The Fifth Report of the Joint National Committee on the Detection, Evaluation, and Treatment of High Blood Pressure defines systemic arterial hypertension in adults over 18 years of age as diastolic arterial pressure greater than or equal to 90mmHg and/or systolic arterial pressure greater than or equal to 140mmHg (The Joint National Committee, 1993), regardless of renal, retinal, cerebral, cardiovascular, or any other alterations in a specific individual. This does not mean that the latter should not be exhaustively investigated and controlled in the clinical approach to the case. What makes clinical practice a fervent challenge is that in spite of the above, a diastolic arterial pressure stabilized at 85mmHg does not in itself rule out arterial hypertension. For example, such a level may be sufficient to set off vascular and renal alterations in an adult that previously had a baseline diastolic pressure of 60mmHg.
Qualitatively, the situation is the same for diabetes mellitus, the diagnosis of which is easily established in the presence of an asymptomatic individual with persistently high fasting blood sugar levels (Foster, 1983).
Establishing such "cutoff points" separating diseased from healthy individuals has been and will continue to be a complex and controversial issue, as well as an intrinsically arbitrary one, i.e., arbitrated by the professionals involved in the issue, a limitation which there is no getting around. Let us return to the issue of hypertension, which has been delineated through three approximations (Rose, 1985), which can be termed statistical, epidemiological, and clinical. The first, essentially statistical, is based on the distribution of the frequency of arterial pressure in a given study population, establishing as hypertensive those individuals with arterial pressure higher than something close to the mean plus two standard deviations. The second approximation, valuing epidemiological aspects, is based on the concept of relative risk to define the limits of arterial hypertension. According to this approximation, one can define as the cutoff in a given population the pressure values where there begins to be a significant increase in the risk of appearing signs and symptoms of the disease (Cordeiro, 1991; Cordeiro et al., 1993), i.e., when the relative risk for the disease begins. Finally, the third way of conceptualizing arterial hypertension emphasizes clinical aspects by valuing the cost/benefit weight of pharmacological treatment for the hypertensive individual. That is, it attempts to establish as limits for hypertension the pressure values at which the benefit to the hypertensive individual provided by treatment outweighs the side effects of the drugs used. Following such reasoning, Evans & Rose (1971) defined systemic arterial hypertension as "a level of arterial pressure above which the diagnosis and treatment are more favorable than dangerous".

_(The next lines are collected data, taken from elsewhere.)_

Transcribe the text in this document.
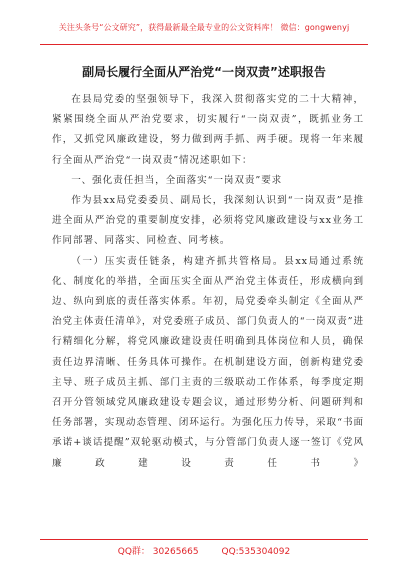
关注头条号“公文研究”，获得最新最全最专业的公文资料库！ 微信：gongwenyj
副局长履行全面从严治党“一岗双责”述职报告

在县局党委的坚强领导下，我深入贯彻落实党的二十大精神，紧紧围绕全面从严治党要求，切实履行“一岗双责”，既抓业务工作，又抓党风廉政建设，努力做到两手抓、两手硬。现将一年来履行全面从严治党“一岗双责”情况述职如下：

一、强化责任担当，全面落实“一岗双责”要求

作为县xx局党委委员、副局长，我深刻认识到“一岗双责”是推进全面从严治党的重要制度安排，必须将党风廉政建设与xx业务工作同部署、同落实、同检查、同考核。

（一）压实责任链条，构建齐抓共管格局。县xx局通过系统化、制度化的举措，全面压实全面从严治党主体责任，形成横向到边、纵向到底的责任落实体系。年初，局党委牵头制定《全面从严治党主体责任清单》，对党委班子成员、部门负责人的“一岗双责”进行精细化分解，将党风廉政建设责任明确到具体岗位和人员，确保责任边界清晰、任务具体可操作。在机制建设方面，创新构建党委主导、班子成员主抓、部门主责的三级联动工作体系，每季度定期召开分管领域党风廉政建设专题会议，通过形势分析、问题研判和任务部署，实现动态管理、闭环运行。为强化压力传导，采取“书面承诺+谈话提醒”双轮驱动模式，与分管部门负责人逐一签订《党风廉政建设责任书》

QQ群： 30265665	QQ:535304092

If BEL signals a level of exposure above which the risk for lead poisoning increases, as seen previously, its use as a diagnostic criterion is essentially the same as the second diagnostic criterion described above for arterial hypertension.

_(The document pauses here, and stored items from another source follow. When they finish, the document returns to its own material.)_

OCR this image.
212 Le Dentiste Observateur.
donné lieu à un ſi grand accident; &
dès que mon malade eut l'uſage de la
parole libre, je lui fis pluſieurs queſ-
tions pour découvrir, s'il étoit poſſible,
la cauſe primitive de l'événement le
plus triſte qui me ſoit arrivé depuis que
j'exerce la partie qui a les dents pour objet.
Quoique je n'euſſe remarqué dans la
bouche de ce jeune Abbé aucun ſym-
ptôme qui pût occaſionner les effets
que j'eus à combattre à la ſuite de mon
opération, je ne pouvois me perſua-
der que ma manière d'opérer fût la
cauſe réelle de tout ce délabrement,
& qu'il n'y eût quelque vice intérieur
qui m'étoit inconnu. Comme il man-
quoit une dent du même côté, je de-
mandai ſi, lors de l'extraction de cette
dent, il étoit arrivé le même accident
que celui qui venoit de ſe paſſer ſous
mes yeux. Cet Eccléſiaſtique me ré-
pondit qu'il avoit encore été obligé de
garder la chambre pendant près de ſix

The NIOSH itself understood the need for such a diagnostic approach when it recently defined lead poisoning simply as "a concentration of lead in whole blood exceeding 50 µg/dl" (National Institute for Occupational Safety and Health, 1992).
In this sense, the diagnostic use of BEL in the context described above is logically defensible and widely used in other areas of medicine; in my opinion, its consolidation as routine practice in occupational health is an important policy issue. Through its use, the scope of preventive measures for occupational diseases will certainly be broadened, based on an understanding between industry and workers at a more favorable threshold for promoting the latter's health.